Dramatic people say "she commented" instead of "she said". This is because they take everything someone other than them says as hostile and "commented" is their way of expressing and amplifying the (usually) nonexistent hostility.
I would say: "She told me that he was short."
Dramatics would say: "She made the comment that he was short."
If you don't see the difference, you're probably dramatic.
To further illustrate the point...
I would say: "He said it was kind of lame."
They would say: "He commented that it was kind of lame."
It's to agitate you. "Said" and "told" are very blah words. We use them all the time and we see them in books like there's no tomorrow. (Especially books at a third grade reading level where those are the only two ways to convey that the characters said something.) But "commented" is different. Comment is less natural than saying. Comment implies effort and even thought. So, when the result is something hurtful a la ("He commented that she was fat.") It implies that "he" -- whoever he was -- put a lot of thought into that insult. More thought than if he just randomly "said" it. And the dramatic purposely inflates that notion by relaying the message in the way they do.
The difference between saying "said" and saying "commented"

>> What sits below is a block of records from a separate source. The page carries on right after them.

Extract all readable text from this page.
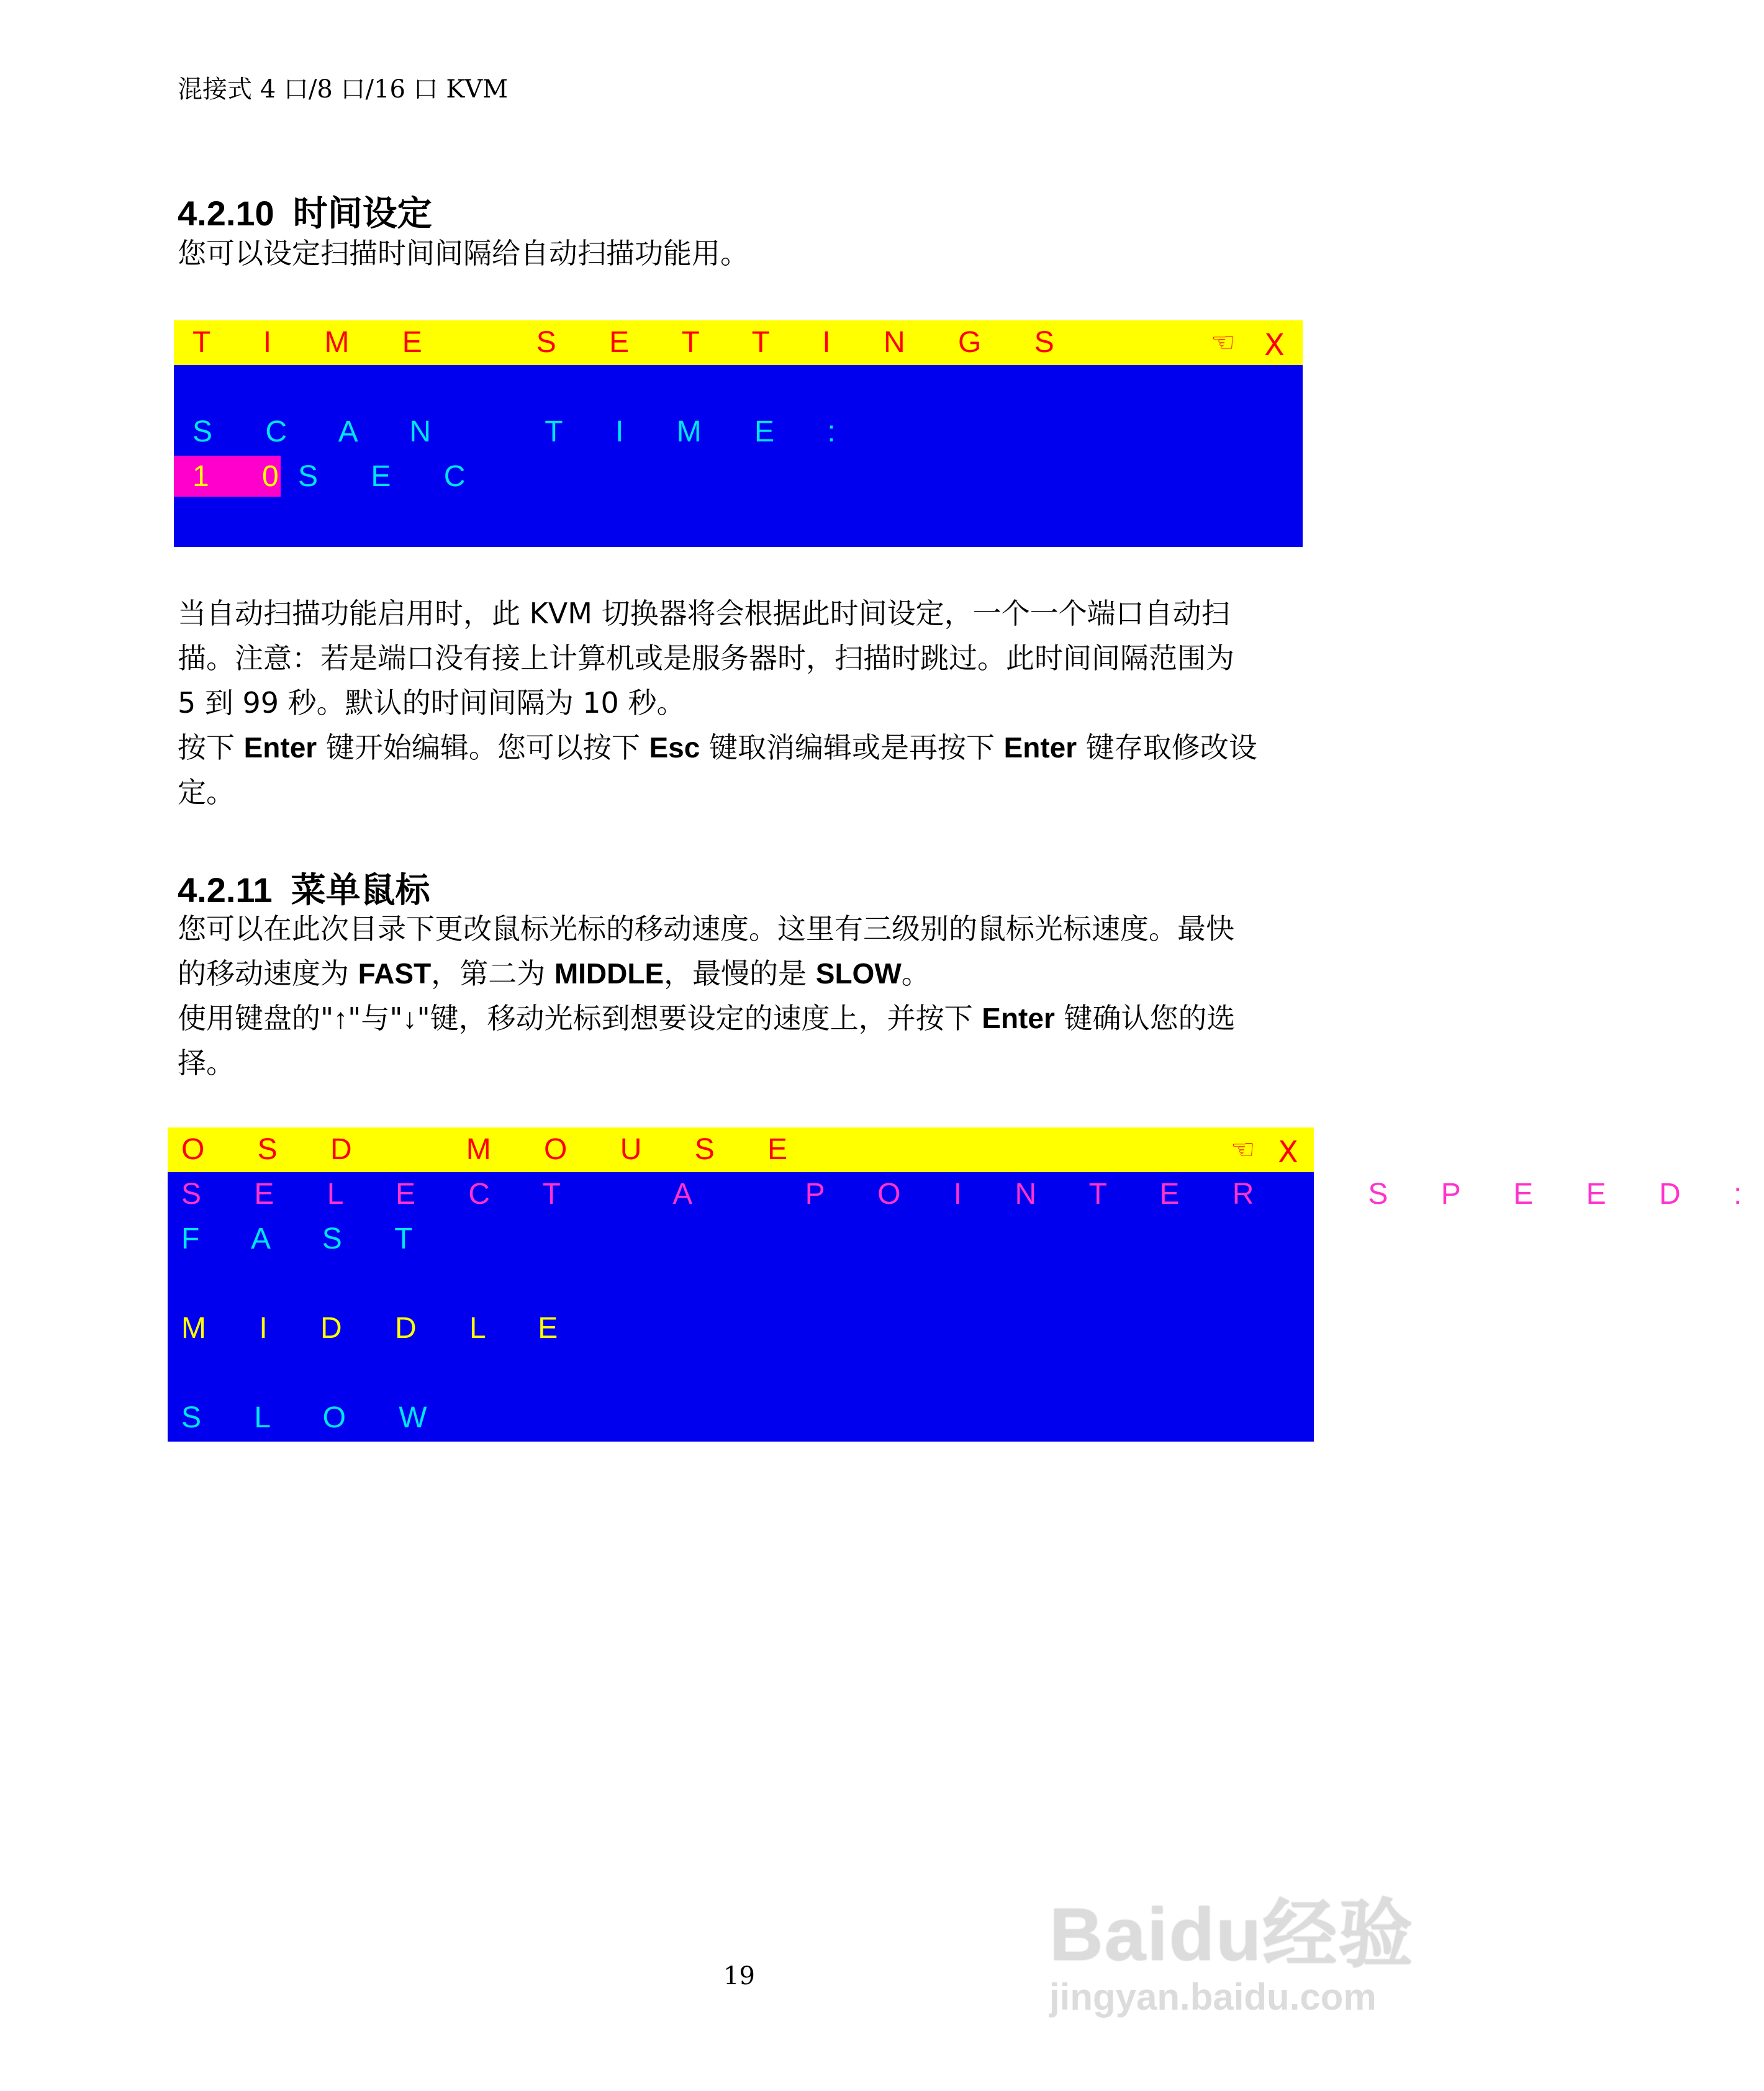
混接式 4 口/8 口/16 口 KVM
4.2.10 时间设定
您可以设定扫描时间间隔给自动扫描功能用。
T I M E   S E T T I N G S	☜ X
S C A N   T I M E :
1 0
S E C
当自动扫描功能启用时，此 KVM 切换器将会根据此时间设定，一个一个端口自动扫
描。注意：若是端口没有接上计算机或是服务器时，扫描时跳过。此时间间隔范围为
5 到 99 秒。默认的时间间隔为 10 秒。
按下 Enter 键开始编辑。您可以按下 Esc 键取消编辑或是再按下 Enter 键存取修改设
定。
4.2.11 菜单鼠标
您可以在此次目录下更改鼠标光标的移动速度。这里有三级别的鼠标光标速度。最快
的移动速度为 FAST，第二为 MIDDLE，最慢的是 SLOW。
使用键盘的"↑"与"↓"键，移动光标到想要设定的速度上，并按下 Enter 键确认您的选
择。
O S D   M O U S E	☜ X
S E L E C T   A   P O I N T E R   S P E E D :
F A S T
M I D D L E
S L O W
19	Baidu经验
jingyan.baidu.com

When you say "he said", you're just telling someone what somebody said. It's the intentions that are behind why you're telling people that all that determine whether or not it's gossipy or something else stupid. But when you said "he commented", "commented" becomes the codeword to let people know that you ARE gossiping, you think this is some juicy shit, and you want everyone to know about it.
To bring the message home, I give you two pics of Marie Antoinette:
This is "she commented". Notice the dress, how it's not so much a dress as a thing of architecture. Seriously. The designer had an egineering degree. And that's not draping on the dress -- it's drapery. "She commented" is elaborate, thought out, calculated and, most importantly: ridiculous and unnecessary.
This dress is "she said". Simple, effective, and to the point. You don't have to have a map to navigate the truth. There's no buttresses holding the damn thing up. It just is what it is. And that's all anything ever should be.
(And, for the record, in dear Maria Antonia's case, "she said' got her in enough trouble as it was -- and she didn't even say it!)
P.S. These paintings are both by the same artist, my favorite of the period (and Marie Antoinette's too!), Élisabeth Vigée-le Brun.